Module: neurosurfer.tools.sql.sql_query_generator.SQLQueryGenerator
Pairs with: BaseToolToolSpecToolkit

Overview

SQLQueryGenerator uses an LLM to produce a syntactically valid T‑SQL query from a refined natural-language request and a schema context. It’s designed to incorporate joins, filters, and aggregations, and to avoid dangerous or ambiguous SQL patterns.


When to Use


Spec (Inputs & Returns)

Field Type Required Description
query string A refined question describing exactly what the SQL should do.

Requires (via kwargs): schema_context: string — The schema text for relevant tables.

Returns: string — A single T‑SQL query string (extras["sql_query"] mirrors it).


Runtime Dependencies & Config

  • Constructor: SQLQueryGenerator(llm: BaseModel | None = None, logger: logging.Logger | None = None)
  • Prompt: SQL_QUERY_GENERATION_PROMPT (strict rules)
  • Avoid *; prefer TOP n; LIKE '%value%' for text matches; = for numeric/date
  • BIT columns: 1/0 for TRUE/FALSE
  • Output only the query — no explanations
  • LLM call: stream=False, max_new_tokens=2000, temperature=0.7
  • Post-process: removes code fences/backticks.

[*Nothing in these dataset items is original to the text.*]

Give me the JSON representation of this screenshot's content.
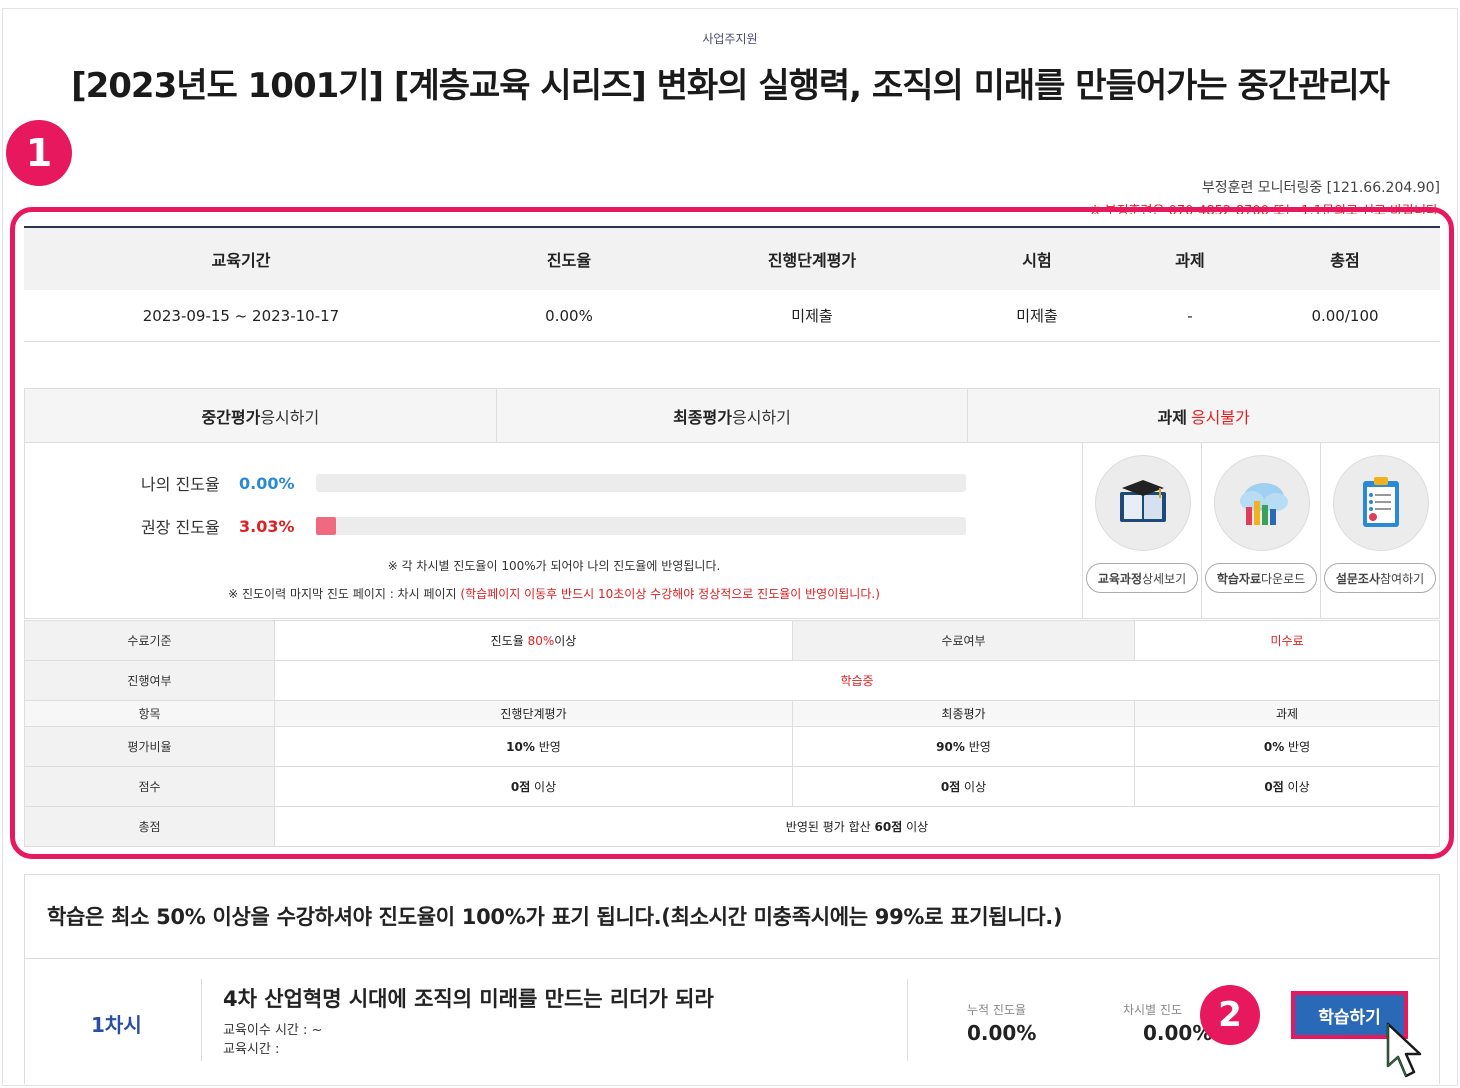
{
  "header": {
    "support_tag": "사업주지원",
    "course_title": "[2023년도 1001기] [계층교육 시리즈] 변화의 실행력, 조직의 미래를 만들어가는 중간관리자"
  },
  "badges": {
    "step1": "1",
    "step2": "2"
  },
  "monitor": {
    "text": "부정훈련 모니터링중 [121.66.204.90]",
    "warning": "※ 부정훈련은 070-4852-8700 또는 1:1문의로 신고 바랍니다"
  },
  "summary": {
    "headers": [
      "교육기간",
      "진도율",
      "진행단계평가",
      "시험",
      "과제",
      "총점"
    ],
    "values": [
      "2023-09-15 ~ 2023-10-17",
      "0.00%",
      "미제출",
      "미제출",
      "-",
      "0.00/100"
    ]
  },
  "eval_tabs": {
    "mid": {
      "bold": "중간평가",
      "rest": "응시하기"
    },
    "final": {
      "bold": "최종평가",
      "rest": "응시하기"
    },
    "assignment": {
      "bold": "과제",
      "rest": "응시불가"
    }
  },
  "progress": {
    "my_label": "나의 진도율",
    "my_value": "0.00%",
    "my_fraction": 0.0,
    "rec_label": "권장 진도율",
    "rec_value": "3.03%",
    "rec_fraction": 0.0303,
    "note1": "※ 각 차시별 진도율이 100%가 되어야 나의 진도율에 반영됩니다.",
    "note2_prefix": "※ 진도이력 마지막 진도 페이지 : 차시 페이지",
    "note2_red": "(학습페이지 이동후 반드시 10초이상 수강해야 정상적으로 진도율이 반영이됩니다.)"
  },
  "resources": [
    {
      "icon": "book-icon",
      "bold": "교육과정",
      "rest": " 상세보기"
    },
    {
      "icon": "cloud-download-icon",
      "bold": "학습자료",
      "rest": " 다운로드"
    },
    {
      "icon": "clipboard-icon",
      "bold": "설문조사",
      "rest": " 참여하기"
    }
  ],
  "criteria": {
    "completion_label": "수료기준",
    "completion_prefix": "진도율 ",
    "completion_red": "80%",
    "completion_suffix": "이상",
    "status_label": "수료여부",
    "status_value": "미수료",
    "progress_label": "진행여부",
    "progress_value": "학습중",
    "item_label": "항목",
    "items": [
      "진행단계평가",
      "최종평가",
      "과제"
    ],
    "ratio_label": "평가비율",
    "ratios": [
      {
        "bold": "10%",
        "rest": " 반영"
      },
      {
        "bold": "90%",
        "rest": " 반영"
      },
      {
        "bold": "0%",
        "rest": " 반영"
      }
    ],
    "score_label": "점수",
    "scores": [
      {
        "bold": "0점",
        "rest": " 이상"
      },
      {
        "bold": "0점",
        "rest": " 이상"
      },
      {
        "bold": "0점",
        "rest": " 이상"
      }
    ],
    "total_label": "총점",
    "total_prefix": "반영된 평가 합산 ",
    "total_bold": "60점",
    "total_suffix": " 이상"
  },
  "lesson": {
    "notice": "학습은 최소 50% 이상을 수강하셔야 진도율이 100%가 표기 됩니다.(최소시간 미충족시에는 99%로 표기됩니다.)",
    "number": "1차시",
    "title": "4차 산업혁명 시대에 조직의 미래를 만드는 리더가 되라",
    "study_time": "교육이수 시간 : ~",
    "edu_time": "교육시간 :",
    "cumulative_label": "누적 진도율",
    "cumulative_value": "0.00%",
    "per_lesson_label": "차시별 진도",
    "per_lesson_value": "0.00%",
    "study_button": "학습하기"
  },
  "colors": {
    "accent": "#e8185f",
    "primary_button": "#2a68b8",
    "alert": "#e02020",
    "link_blue": "#2a8ad6"
  }
}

Special token: " [__SQL_QUERY__] " if you need to tag content.


Behavior

  1. Renders system & user prompts using the given schema_context and query.
  2. Calls the LLM and extracts response["choices"][0]["message"]["content"].
  3. Strips code fences, returns ToolResponse(final_answer=False, observation=sql_query, extras={{"sql_query": sql_query}}).

Usage

gen = SQLQueryGenerator(llm=chat_llm)
sql = gen(query="Top 10 customers by total 2024 spend", schema_context=schema_ctx).extras["sql_query"]

Best Practices & Safety

  • Refine the question before calling this tool; vague prompts produce vague SQL.
  • If a previous attempt failed (missing columns, invalid filters), revise the input and try again (the tool’s prompt explicitly instructs this behavior).
  • Keep generation read-only; validate queries before execution in production.